Crônica: 1962

Célia Maia (de Formiga)

Crônica: 1962
Célia Maia é poetisa




Meus sonhos foram feitos no barro da minha terra.
Minha terra que nem criança, que nem adulto, que nem poema, alcança!
Foi ali, em 1962, que eu, aqui, nasci!
De frente para Getúlio Vargas, rua larga, largo do Machado.
Ali, plantei meu pé de meia, meu pé de couve, meu pé de pêssego.
Vi a cidade trocar as luzes, trocar o chão de terra e também ir de paralelepípedo para asfalto.
Vi o progresso varrendo a história e o mundo dissolvendo em chamas. 2023!
Minha terra tem poesia nas veias, nas ruas, nos antigos.
Minha babá subia e descia comigo de mãos dadas a rua que hoje anseio pelo nome, (Silvano Brandão).
Minha memória escorrendo pelos ralos da evanescência.
Era chegada a hora de descer correndo ao sabor da rua íngreme com muro de pedras, (beco do suspiro).
Meu suspiro mais doce, inocente e perpétuo.
Pelo silêncio das ruas entendi o que silêncio faz em nossas vidas.
Faz paz, amor e longevidade.
O tempo, as luzes, os becos, as calçadas.
O passeio da Barão de Piumhi tinha na minha imaginação 12 metros ou mais.
A noite, nesta rua, o burburinho era de canções e sussurros pernitentes.
As casas não tinham muros ou cercas, parecia a extensão do largo do Machado, e era.
O cinema?
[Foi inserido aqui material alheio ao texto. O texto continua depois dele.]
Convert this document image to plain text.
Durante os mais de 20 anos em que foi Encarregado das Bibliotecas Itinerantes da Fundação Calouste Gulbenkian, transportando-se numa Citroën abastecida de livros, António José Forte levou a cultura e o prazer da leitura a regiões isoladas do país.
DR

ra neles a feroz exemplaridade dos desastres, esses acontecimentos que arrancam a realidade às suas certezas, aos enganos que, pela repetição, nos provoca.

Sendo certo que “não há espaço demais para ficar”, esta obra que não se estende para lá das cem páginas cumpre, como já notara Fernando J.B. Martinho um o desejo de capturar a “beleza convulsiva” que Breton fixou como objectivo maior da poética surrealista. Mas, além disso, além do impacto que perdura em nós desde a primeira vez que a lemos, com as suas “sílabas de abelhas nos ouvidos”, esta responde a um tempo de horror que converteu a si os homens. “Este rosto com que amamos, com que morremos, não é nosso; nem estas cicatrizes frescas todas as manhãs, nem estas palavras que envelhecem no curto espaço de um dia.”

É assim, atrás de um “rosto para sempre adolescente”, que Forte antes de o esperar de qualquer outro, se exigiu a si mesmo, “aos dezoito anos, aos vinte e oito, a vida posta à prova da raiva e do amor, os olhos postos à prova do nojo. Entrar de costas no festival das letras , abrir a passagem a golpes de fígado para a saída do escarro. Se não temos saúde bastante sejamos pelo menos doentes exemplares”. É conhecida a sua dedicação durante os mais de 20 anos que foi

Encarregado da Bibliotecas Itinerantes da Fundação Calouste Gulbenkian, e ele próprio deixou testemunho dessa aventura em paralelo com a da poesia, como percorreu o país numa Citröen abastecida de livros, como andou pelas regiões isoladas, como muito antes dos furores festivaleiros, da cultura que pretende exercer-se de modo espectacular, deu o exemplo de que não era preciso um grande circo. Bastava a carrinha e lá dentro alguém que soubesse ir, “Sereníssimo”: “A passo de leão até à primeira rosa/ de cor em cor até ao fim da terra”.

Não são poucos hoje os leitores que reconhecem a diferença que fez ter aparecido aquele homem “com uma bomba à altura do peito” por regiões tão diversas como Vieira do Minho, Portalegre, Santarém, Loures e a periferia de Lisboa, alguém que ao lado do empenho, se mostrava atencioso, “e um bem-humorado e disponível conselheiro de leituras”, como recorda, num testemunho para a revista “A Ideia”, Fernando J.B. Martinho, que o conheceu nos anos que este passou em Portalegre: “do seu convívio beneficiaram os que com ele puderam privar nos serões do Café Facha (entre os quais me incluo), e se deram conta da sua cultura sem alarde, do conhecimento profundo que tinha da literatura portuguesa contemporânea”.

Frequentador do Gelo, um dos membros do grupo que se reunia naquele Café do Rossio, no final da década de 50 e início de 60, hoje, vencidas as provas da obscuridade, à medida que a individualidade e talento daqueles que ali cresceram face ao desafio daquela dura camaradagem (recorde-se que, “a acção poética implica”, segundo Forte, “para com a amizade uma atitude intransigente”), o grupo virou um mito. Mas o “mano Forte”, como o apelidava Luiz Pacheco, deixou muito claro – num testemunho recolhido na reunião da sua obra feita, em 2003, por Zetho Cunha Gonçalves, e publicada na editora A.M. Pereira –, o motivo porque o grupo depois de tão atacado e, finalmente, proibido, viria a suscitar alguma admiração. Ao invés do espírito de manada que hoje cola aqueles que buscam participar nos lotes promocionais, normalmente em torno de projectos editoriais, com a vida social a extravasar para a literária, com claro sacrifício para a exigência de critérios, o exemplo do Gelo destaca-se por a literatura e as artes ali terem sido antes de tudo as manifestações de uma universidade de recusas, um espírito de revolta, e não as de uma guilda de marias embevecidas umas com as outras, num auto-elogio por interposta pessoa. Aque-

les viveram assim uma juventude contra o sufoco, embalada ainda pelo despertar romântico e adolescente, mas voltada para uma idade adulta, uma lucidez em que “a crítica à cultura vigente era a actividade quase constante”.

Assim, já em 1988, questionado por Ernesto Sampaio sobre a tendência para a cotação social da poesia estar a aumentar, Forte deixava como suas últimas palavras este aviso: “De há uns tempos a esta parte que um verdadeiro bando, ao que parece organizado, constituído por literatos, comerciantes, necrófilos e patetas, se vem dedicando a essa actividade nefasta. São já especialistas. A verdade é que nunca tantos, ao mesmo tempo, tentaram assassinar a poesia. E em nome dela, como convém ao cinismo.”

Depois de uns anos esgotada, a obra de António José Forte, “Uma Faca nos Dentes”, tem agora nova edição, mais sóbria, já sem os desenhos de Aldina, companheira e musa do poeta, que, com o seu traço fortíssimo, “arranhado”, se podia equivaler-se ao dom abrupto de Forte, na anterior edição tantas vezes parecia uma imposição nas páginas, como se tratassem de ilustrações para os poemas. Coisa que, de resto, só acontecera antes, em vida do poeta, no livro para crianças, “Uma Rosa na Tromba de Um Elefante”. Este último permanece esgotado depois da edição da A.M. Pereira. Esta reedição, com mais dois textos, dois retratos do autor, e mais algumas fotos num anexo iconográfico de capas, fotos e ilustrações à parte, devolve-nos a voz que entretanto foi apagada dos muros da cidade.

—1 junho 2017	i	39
Sim, minha cidade tinha teatro e cinema, os anos eram poéticos e boêmios.
A porta do cinema assemelhava-se ao globo da morte, sim, aquele que roda as motocicletas.
O pano de fundo era o mesmo que do mágico de Oz.
As janelas eram tão altas que nem o filme me prendia mais que a arquitetura.
Conhecer a cidade era como escavar um túnel.
A meia luz sem medo e sem identidade.
A primeira vez que desci o beco dos padres foi como experimentar vinho com uma espátula nas mãos.
Os galhos daquelas plantas que caiam sem jeito pelos muros de barro do beco dos padres enlouqueceram a minha imaginação.
Foi uma aventura percorrer os pequenos metros que, entre uma rua e outra, esboçavam e bocejavam a matemática mais subliminar e encantadora da adolescência.
Burlar a matéria e codificar o proibido.
Não era abraço ou beijo que eu buscava ou deles me furtava, era pelo código do proibido que eu procurava.
 Registrei os diâmetros e a desenvoltura do barroco para sempre.
Uma atmosfera cor de rosa marcava a entrada e a saída.
Não tinha nada ali além do guardião do sol, o inventor do barro e o criador das samambaias.